Tentage : cassage de gueule de barquettes. Disage de gros mots par l'intérimaire. Rigolage de collègue sérieuse : « Je vous l'avais pourtant dit ! » Rigolage de collègue sérieux. Ramassage de barquettes et rempilage. Retentage. Recassage de gueule de barquettes. Reramassage sous regards goguenards de collègues morts de rire et immobiles. Retentage avec râlage. Réussissage. Regardage de pendule. Empilage de barquettes. Regardage de pendule. Passage de petite trapue avec examinage destiné au tremblage de l'intérimaire. Regardage de pendule. 

Demandage par collègue sérieuse si revenage demain.
Répondage par l'intérimaire : « Je ne sais pas ! ». 

11 h. Finissage de la mission. Sauvage à toutes jambes de l'intérimaire.

PS : Bien agaçant, aussi, le gars de la boîte d'intérim, qui faisait son déçu pas certain de me donner une nouvelle chance (ouarf !) quand je lui ai appris que puisque c'était mon jour d'essai, je n'allais pas poursuivre cette intéressante expérience. Ou celui du gars de l'autre boîte d'intérim que je viens de contacter et qui me découragerait presque de venir lui présenter mon CV, histoire que je le supplie à genoux de me trouver un boulot de merde éreintant et bouffe-vie sous-payé.

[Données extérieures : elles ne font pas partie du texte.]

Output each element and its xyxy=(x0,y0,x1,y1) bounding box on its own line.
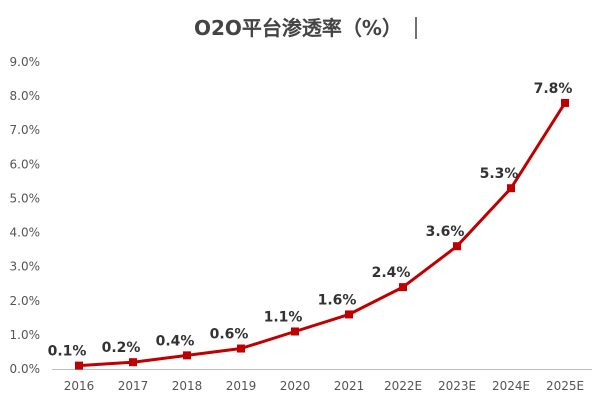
x-tick-label: 2016 xyxy=(64,379,95,393)
series-markers xyxy=(75,98,569,370)
x-tick-label: 2022E xyxy=(384,379,422,393)
x-tick-label: 2019 xyxy=(226,379,257,393)
data-label: 0.1% xyxy=(48,344,87,360)
x-tick-label: 2024E xyxy=(492,379,530,393)
data-label: 1.6% xyxy=(318,292,357,308)
y-tick-label: 8.0% xyxy=(10,89,41,103)
data-label: 5.3% xyxy=(480,166,519,182)
x-tick-label: 2021 xyxy=(334,379,365,393)
data-label: 0.4% xyxy=(156,333,195,349)
data-point-marker xyxy=(129,358,137,367)
data-point-marker xyxy=(561,98,569,107)
chart-title: O2O平台渗透率（%） xyxy=(194,16,402,40)
x-tick-label: 2023E xyxy=(438,379,476,393)
data-point-marker xyxy=(345,310,353,319)
y-axis-ticks: 0.0% 1.0% 2.0% 3.0% 4.0% 5.0% 6.0% 7.0% 8.0% 9.0% xyxy=(10,55,41,376)
data-point-marker xyxy=(75,361,83,370)
data-label: 7.8% xyxy=(534,81,573,97)
data-label: 0.2% xyxy=(102,340,141,356)
x-tick-label: 2018 xyxy=(172,379,203,393)
data-point-marker xyxy=(291,327,299,336)
series-penetration xyxy=(78,102,567,368)
x-tick-label: 2020 xyxy=(280,379,311,393)
series-line xyxy=(78,102,567,368)
data-label: 0.6% xyxy=(210,327,249,343)
data-point-marker xyxy=(183,351,191,360)
y-tick-label: 9.0% xyxy=(10,55,41,69)
data-point-marker xyxy=(237,344,245,353)
y-tick-label: 3.0% xyxy=(10,260,41,274)
x-tick-label: 2025E xyxy=(546,379,584,393)
data-label: 2.4% xyxy=(372,265,411,281)
x-tick-label: 2017 xyxy=(118,379,149,393)
y-tick-label: 7.0% xyxy=(10,123,41,137)
data-point-marker xyxy=(399,283,407,292)
data-point-marker xyxy=(507,184,515,193)
data-label: 1.1% xyxy=(264,309,303,325)
data-point-marker xyxy=(453,242,461,251)
y-tick-label: 0.0% xyxy=(10,362,41,376)
data-labels: 0.1% 0.2% 0.4% 0.6% 1.1% 1.6% 2.4% 3.6% 5.3% 7.8% xyxy=(48,81,573,360)
data-label: 3.6% xyxy=(426,224,465,240)
y-tick-label: 1.0% xyxy=(10,328,41,342)
y-tick-label: 2.0% xyxy=(10,294,41,308)
y-tick-label: 6.0% xyxy=(10,157,41,171)
y-tick-label: 4.0% xyxy=(10,226,41,240)
x-axis-ticks: 2016 2017 2018 2019 2020 2021 2022E 2023E 2024E 2… xyxy=(64,379,584,393)
y-tick-label: 5.0% xyxy=(10,191,41,205)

On le sait que c'est la crise et pas facile facile, mais arrêtez d'essayer de nous faire croire qu'on ne va pas trouver de boulot dans la restauration, alors que les revues de la profession pondent avec une régularité désarmante des articles plaintifs comme quoi c'est tellement dur de trouver des gens motivés et sérieux pour se farcir ces métiers en tension et patati et patata, snif ! et bouh !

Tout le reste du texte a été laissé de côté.